Jeremias Portorreal continues to be the best hitter on the team. He had a single, three walks and two runs scored in this game. He has reached base in 23 of his last 24 games. Francisco Mepris had four hits and a walk out of the lead-off spot. He also stole his tenth base and scored a run. Rodolfo Castro had two hits and a walk. Yair Babilonia had two hits and drove in two runs. Ramy Perez drove in three runs.

  • Hughston reminds me of an OFer we had a few years ago who had a lot of power, played a decent OF, but K’d a lot, retired and then came back, but I can’t think of his name.

    Wes??? Wallace??

  • Tim or John some of these “rougher” outings from some of the pitching prospects, would you attribute some of that to innings pitched at this point of the season or no?

  • Just my opinion, but it seems to me that all this up and down from the minors to majors is not helping some of these guys.

  • Hey John, what do you see has Escobar’s ceiling in OF? With the depth we have probably a potential 4th/5th OF? I realize it is still early and a lot can happen..

    • Ceiling would be as a 4th outfielder. He has a lot of tools, just doesn’t have great plate patience. He has above average speed, can play all three outfield spots and has a strong arm. Good line drive hitter, won’t hit for power, but could get his share of doubles/triples. If they can get him to be a little more patient and wait for the right pitch, take the occasional walk and utilize his speed better on the bases, then he will reach that ceiling. Escobar should be a fun one to watch/follow this winter, assuming he plays in Venezuela like normal. Could have a big year leading into the 2017 season.
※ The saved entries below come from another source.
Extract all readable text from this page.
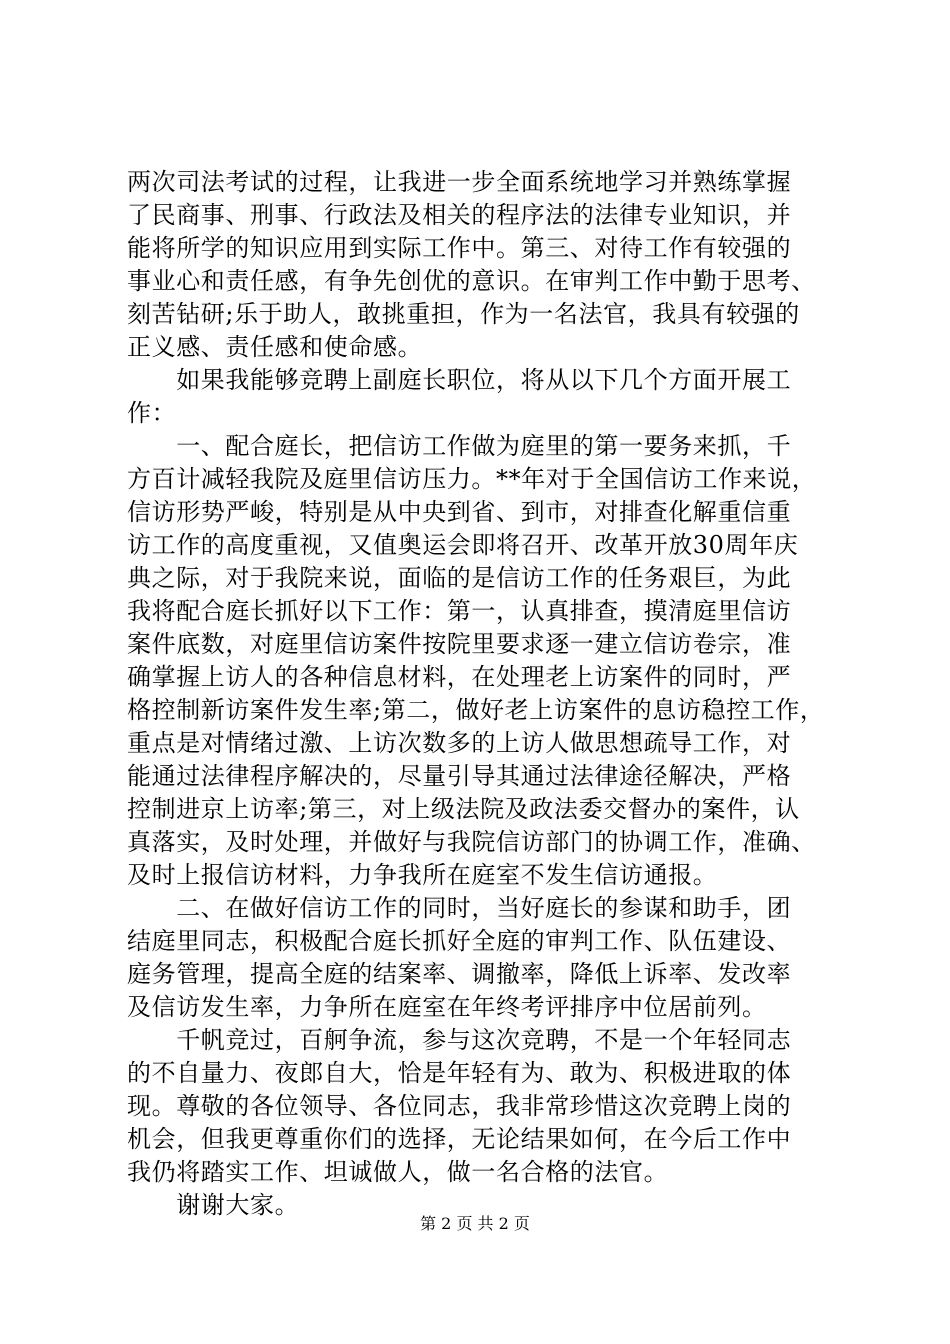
两次司法考试的过程，让我进一步全面系统地学习并熟练掌握
了民商事、刑事、行政法及相关的程序法的法律专业知识，并
能将所学的知识应用到实际工作中。第三、对待工作有较强的
事业心和责任感，有争先创优的意识。在审判工作中勤于思考、
刻苦钻研;乐于助人，敢挑重担，作为一名法官，我具有较强的
正义感、责任感和使命感。
　　如果我能够竞聘上副庭长职位，将从以下几个方面开展工
作：
　　一、配合庭长，把信访工作做为庭里的第一要务来抓，千
方百计减轻我院及庭里信访压力。**年对于全国信访工作来说，
信访形势严峻，特别是从中央到省、到市，对排查化解重信重
访工作的高度重视，又值奥运会即将召开、改革开放30周年庆
典之际，对于我院来说，面临的是信访工作的任务艰巨，为此
我将配合庭长抓好以下工作：第一，认真排查，摸清庭里信访
案件底数，对庭里信访案件按院里要求逐一建立信访卷宗，准
确掌握上访人的各种信息材料，在处理老上访案件的同时，严
格控制新访案件发生率;第二，做好老上访案件的息访稳控工作，
重点是对情绪过激、上访次数多的上访人做思想疏导工作，对
能通过法律程序解决的，尽量引导其通过法律途径解决，严格
控制进京上访率;第三，对上级法院及政法委交督办的案件，认
真落实，及时处理，并做好与我院信访部门的协调工作，准确、
及时上报信访材料，力争我所在庭室不发生信访通报。
　　二、在做好信访工作的同时，当好庭长的参谋和助手，团
结庭里同志，积极配合庭长抓好全庭的审判工作、队伍建设、
庭务管理，提高全庭的结案率、调撤率，降低上诉率、发改率
及信访发生率，力争所在庭室在年终考评排序中位居前列。
　　千帆竞过，百舸争流，参与这次竞聘，不是一个年轻同志
的不自量力、夜郎自大，恰是年轻有为、敢为、积极进取的体
现。尊敬的各位领导、各位同志，我非常珍惜这次竞聘上岗的
机会，但我更尊重你们的选择，无论结果如何，在今后工作中
我仍将踏实工作、坦诚做人，做一名合格的法官。
　　谢谢大家。
第 2 页 共 2 页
  • Tim or John, just an outside look at Indianapolis with all of the young guns pitching, Frazier, Moroff, Diaz, Meadows and even Rodgers, wouldn’t you think they would have a better record? Even with the call ups to the MLB club as well as promotions from Altoona, I would think they would leave the Indians with A better record. A thought? Maybe the farm teams aren’t really that good?

    • Good prospect teams don’t always equate to good teams. The teams are focused on development in those cases, which works against the record.

      As a quick example, how good do you think they’d be if they let Taillon pitch as deep as he can currently pitch in the majors? They were saving innings and pitches for late in the MLB season. Same goes for all of the other starting pitching prospects. Josh Bell has worked on tinkering with his swing through the year, and I doubt he’d do this as much in the majors.

      The focus in the minors is on development. The more prospects you have, the more the focus is on development, and the less it is on winning.